Tags: #<Tag:0x00007f050c1b2700>


Aliases is a very useful feature, but currently the data is polluted leading to many unexpected results. For example, for artist “D Sigual” there were records like these:

DSigual Vol. 3
DSigual Vol. 4
DSigual Vol. 7

Removing these aliases one by one is time consuming - even removing one wrong alias is a multi-click process. It would be great, if:

(1) When a new alias is being added, it is checked against a list of suspicious words like “vol”, “volume”, “feat”, etc. It may be helpful for the community to contribute to this list, or to get this list from scanning the current dataset.

(2) Run a script to identify all existing aliases with suspicious words, and - after visual inspection - remove all of them at once.

For example, a search for “vol” under “Artists” returns over 3,700 results, of which only 10 are legitimate. That’s a lot of clicking to clean them up manually.


Not strictly helpful, but I have a feeling that that list is the result of old single-medium releases being merged after we updated the release schema a while ago. My understanding is that doing so adds the titles of the subordinate entities to the alias list – which is admittedly more helpful with artists than with releases, but still has utility at times for anybody who searches for the old names. Basically, that’s not just someone who went through and added overly-specific aliases.


Also, for the reason @WovenTales outlined, I would probably not remove such aliases, but instead just make sure that they get marked properly with the type “Search hint”. If the aliases ended up via merging, that probably means that somewhere out there (Last.FM, other old datasets, badly tagged files, etc.), the artist is given as “DSigual Vol. 3” (as horrible as that is). Having that as a “Search hint” makes it easier to match up that specific string to that artist. (But that’s just me, I’m sure there are other people who prefer to prune the aliases a lot more. :slight_smile: )


I am not a fan of automation. I like partial automation.
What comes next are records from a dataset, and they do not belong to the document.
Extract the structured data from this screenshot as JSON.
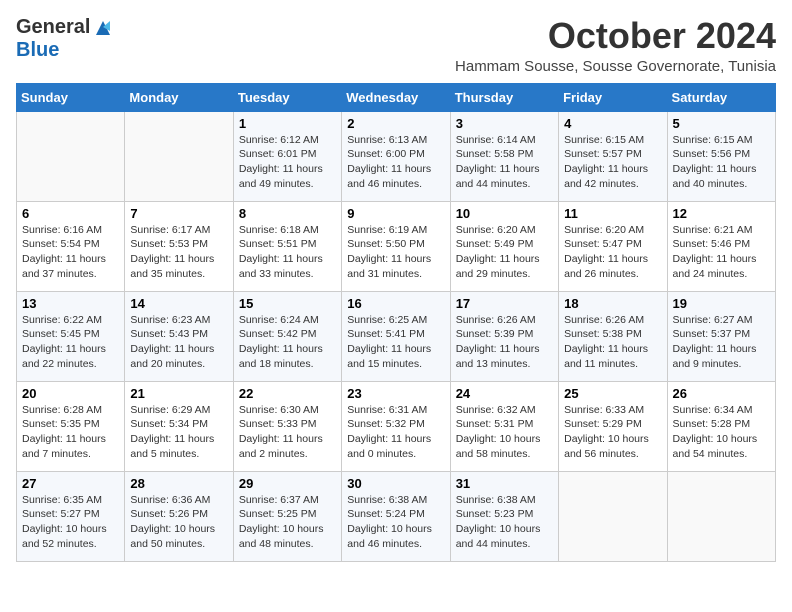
{
  "header": {
    "logo_general": "General",
    "logo_blue": "Blue",
    "month_title": "October 2024",
    "subtitle": "Hammam Sousse, Sousse Governorate, Tunisia"
  },
  "days_of_week": [
    "Sunday",
    "Monday",
    "Tuesday",
    "Wednesday",
    "Thursday",
    "Friday",
    "Saturday"
  ],
  "weeks": [
    [
      {
        "day": "",
        "sunrise": "",
        "sunset": "",
        "daylight": ""
      },
      {
        "day": "",
        "sunrise": "",
        "sunset": "",
        "daylight": ""
      },
      {
        "day": "1",
        "sunrise": "Sunrise: 6:12 AM",
        "sunset": "Sunset: 6:01 PM",
        "daylight": "Daylight: 11 hours and 49 minutes."
      },
      {
        "day": "2",
        "sunrise": "Sunrise: 6:13 AM",
        "sunset": "Sunset: 6:00 PM",
        "daylight": "Daylight: 11 hours and 46 minutes."
      },
      {
        "day": "3",
        "sunrise": "Sunrise: 6:14 AM",
        "sunset": "Sunset: 5:58 PM",
        "daylight": "Daylight: 11 hours and 44 minutes."
      },
      {
        "day": "4",
        "sunrise": "Sunrise: 6:15 AM",
        "sunset": "Sunset: 5:57 PM",
        "daylight": "Daylight: 11 hours and 42 minutes."
      },
      {
        "day": "5",
        "sunrise": "Sunrise: 6:15 AM",
        "sunset": "Sunset: 5:56 PM",
        "daylight": "Daylight: 11 hours and 40 minutes."
      }
    ],
    [
      {
        "day": "6",
        "sunrise": "Sunrise: 6:16 AM",
        "sunset": "Sunset: 5:54 PM",
        "daylight": "Daylight: 11 hours and 37 minutes."
      },
      {
        "day": "7",
        "sunrise": "Sunrise: 6:17 AM",
        "sunset": "Sunset: 5:53 PM",
        "daylight": "Daylight: 11 hours and 35 minutes."
      },
      {
        "day": "8",
        "sunrise": "Sunrise: 6:18 AM",
        "sunset": "Sunset: 5:51 PM",
        "daylight": "Daylight: 11 hours and 33 minutes."
      },
      {
        "day": "9",
        "sunrise": "Sunrise: 6:19 AM",
        "sunset": "Sunset: 5:50 PM",
        "daylight": "Daylight: 11 hours and 31 minutes."
      },
      {
        "day": "10",
        "sunrise": "Sunrise: 6:20 AM",
        "sunset": "Sunset: 5:49 PM",
        "daylight": "Daylight: 11 hours and 29 minutes."
      },
      {
        "day": "11",
        "sunrise": "Sunrise: 6:20 AM",
        "sunset": "Sunset: 5:47 PM",
        "daylight": "Daylight: 11 hours and 26 minutes."
      },
      {
        "day": "12",
        "sunrise": "Sunrise: 6:21 AM",
        "sunset": "Sunset: 5:46 PM",
        "daylight": "Daylight: 11 hours and 24 minutes."
      }
    ],
    [
      {
        "day": "13",
        "sunrise": "Sunrise: 6:22 AM",
        "sunset": "Sunset: 5:45 PM",
        "daylight": "Daylight: 11 hours and 22 minutes."
      },
      {
        "day": "14",
        "sunrise": "Sunrise: 6:23 AM",
        "sunset": "Sunset: 5:43 PM",
        "daylight": "Daylight: 11 hours and 20 minutes."
      },
      {
        "day": "15",
        "sunrise": "Sunrise: 6:24 AM",
        "sunset": "Sunset: 5:42 PM",
        "daylight": "Daylight: 11 hours and 18 minutes."
      },
      {
        "day": "16",
        "sunrise": "Sunrise: 6:25 AM",
        "sunset": "Sunset: 5:41 PM",
        "daylight": "Daylight: 11 hours and 15 minutes."
      },
      {
        "day": "17",
        "sunrise": "Sunrise: 6:26 AM",
        "sunset": "Sunset: 5:39 PM",
        "daylight": "Daylight: 11 hours and 13 minutes."
      },
      {
        "day": "18",
        "sunrise": "Sunrise: 6:26 AM",
        "sunset": "Sunset: 5:38 PM",
        "daylight": "Daylight: 11 hours and 11 minutes."
      },
      {
        "day": "19",
        "sunrise": "Sunrise: 6:27 AM",
        "sunset": "Sunset: 5:37 PM",
        "daylight": "Daylight: 11 hours and 9 minutes."
      }
    ],
    [
      {
        "day": "20",
        "sunrise": "Sunrise: 6:28 AM",
        "sunset": "Sunset: 5:35 PM",
        "daylight": "Daylight: 11 hours and 7 minutes."
      },
      {
        "day": "21",
        "sunrise": "Sunrise: 6:29 AM",
        "sunset": "Sunset: 5:34 PM",
        "daylight": "Daylight: 11 hours and 5 minutes."
      },
      {
        "day": "22",
        "sunrise": "Sunrise: 6:30 AM",
        "sunset": "Sunset: 5:33 PM",
        "daylight": "Daylight: 11 hours and 2 minutes."
      },
      {
        "day": "23",
        "sunrise": "Sunrise: 6:31 AM",
        "sunset": "Sunset: 5:32 PM",
        "daylight": "Daylight: 11 hours and 0 minutes."
      },
      {
        "day": "24",
        "sunrise": "Sunrise: 6:32 AM",
        "sunset": "Sunset: 5:31 PM",
        "daylight": "Daylight: 10 hours and 58 minutes."
      },
      {
        "day": "25",
        "sunrise": "Sunrise: 6:33 AM",
        "sunset": "Sunset: 5:29 PM",
        "daylight": "Daylight: 10 hours and 56 minutes."
      },
      {
        "day": "26",
        "sunrise": "Sunrise: 6:34 AM",
        "sunset": "Sunset: 5:28 PM",
        "daylight": "Daylight: 10 hours and 54 minutes."
      }
    ],
    [
      {
        "day": "27",
        "sunrise": "Sunrise: 6:35 AM",
        "sunset": "Sunset: 5:27 PM",
        "daylight": "Daylight: 10 hours and 52 minutes."
      },
      {
        "day": "28",
        "sunrise": "Sunrise: 6:36 AM",
        "sunset": "Sunset: 5:26 PM",
        "daylight": "Daylight: 10 hours and 50 minutes."
      },
      {
        "day": "29",
        "sunrise": "Sunrise: 6:37 AM",
        "sunset": "Sunset: 5:25 PM",
        "daylight": "Daylight: 10 hours and 48 minutes."
      },
      {
        "day": "30",
        "sunrise": "Sunrise: 6:38 AM",
        "sunset": "Sunset: 5:24 PM",
        "daylight": "Daylight: 10 hours and 46 minutes."
      },
      {
        "day": "31",
        "sunrise": "Sunrise: 6:38 AM",
        "sunset": "Sunset: 5:23 PM",
        "daylight": "Daylight: 10 hours and 44 minutes."
      },
      {
        "day": "",
        "sunrise": "",
        "sunset": "",
        "daylight": ""
      },
      {
        "day": "",
        "sunrise": "",
        "sunset": "",
        "daylight": ""
      }
    ]
  ]
}
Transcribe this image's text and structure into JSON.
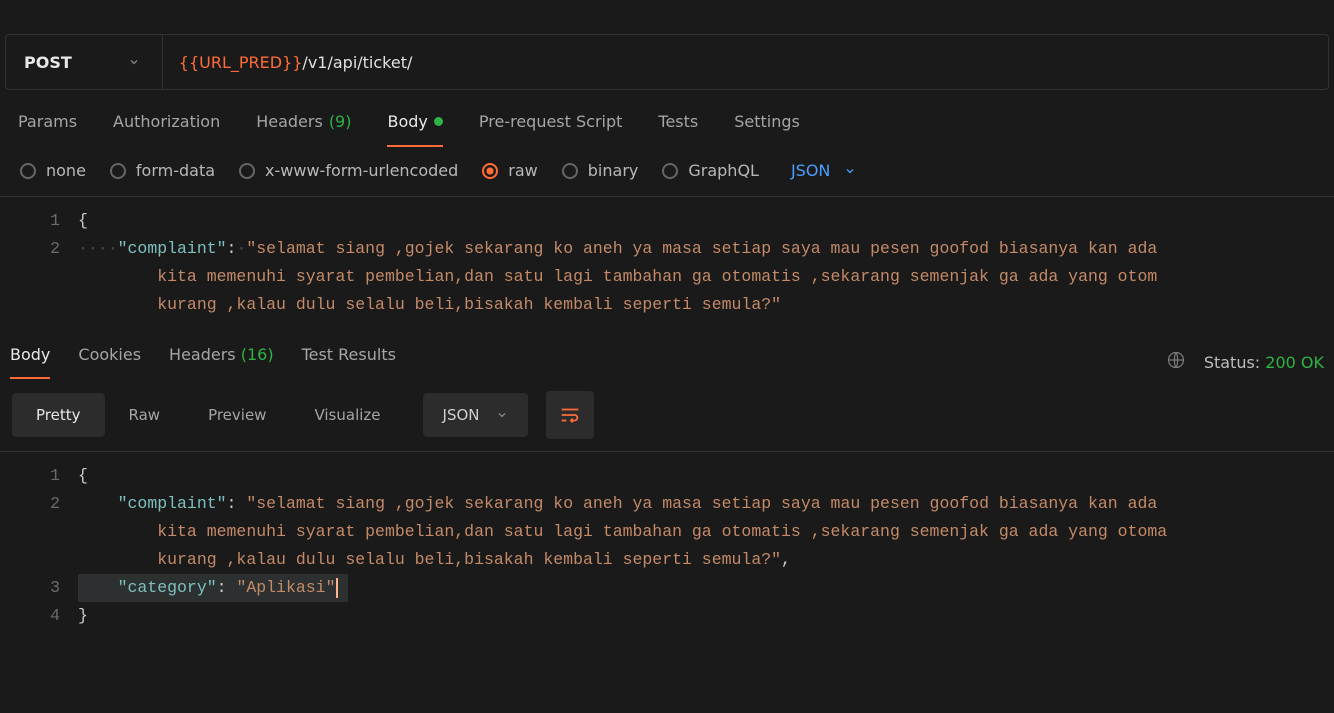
{
  "request": {
    "method": "POST",
    "url_var": "{{URL_PRED}}",
    "url_path": "/v1/api/ticket/"
  },
  "tabs": [
    {
      "label": "Params"
    },
    {
      "label": "Authorization"
    },
    {
      "label": "Headers",
      "count": "(9)"
    },
    {
      "label": "Body",
      "active": true,
      "dot": true
    },
    {
      "label": "Pre-request Script"
    },
    {
      "label": "Tests"
    },
    {
      "label": "Settings"
    }
  ],
  "body_types": [
    {
      "label": "none"
    },
    {
      "label": "form-data"
    },
    {
      "label": "x-www-form-urlencoded"
    },
    {
      "label": "raw",
      "selected": true
    },
    {
      "label": "binary"
    },
    {
      "label": "GraphQL"
    }
  ],
  "format_selector": "JSON",
  "request_body": {
    "lines": [
      "1",
      "2"
    ],
    "key": "\"complaint\"",
    "str_open": "\"selamat siang ,gojek sekarang ko aneh ya masa setiap saya mau pesen goofod biasanya kan ada ",
    "str_cont1": "kita memenuhi syarat pembelian,dan satu lagi tambahan ga otomatis ,sekarang semenjak ga ada yang otom",
    "str_cont2": "kurang ,kalau dulu selalu beli,bisakah kembali seperti semula?\""
  },
  "response_tabs": [
    {
      "label": "Body",
      "active": true
    },
    {
      "label": "Cookies"
    },
    {
      "label": "Headers",
      "count": "(16)"
    },
    {
      "label": "Test Results"
    }
  ],
  "response_status": {
    "label": "Status:",
    "value": "200 OK"
  },
  "view_tabs": [
    {
      "label": "Pretty",
      "active": true
    },
    {
      "label": "Raw"
    },
    {
      "label": "Preview"
    },
    {
      "label": "Visualize"
    }
  ],
  "response_format": "JSON",
  "response_body": {
    "lines": [
      "1",
      "2",
      "3",
      "4"
    ],
    "key1": "\"complaint\"",
    "val1a": "\"selamat siang ,gojek sekarang ko aneh ya masa setiap saya mau pesen goofod biasanya kan ada ",
    "val1b": "kita memenuhi syarat pembelian,dan satu lagi tambahan ga otomatis ,sekarang semenjak ga ada yang otoma",
    "val1c": "kurang ,kalau dulu selalu beli,bisakah kembali seperti semula?\"",
    "key2": "\"category\"",
    "val2": "\"Aplikasi\""
  }
}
It makes for fewer errors in the end.
So, for me, I would rather see a script used to compile a list, but make the changes manually - or at least manually script assisted, where you may not have to do each one manually, but you do need to approve each change manually.

I have seen machines screw up far too many times to trust them, and when they do, it is always big errors.
Yes, they handle the bulk of the work fine, but correcting the errors they make are often more work than the original task would have been.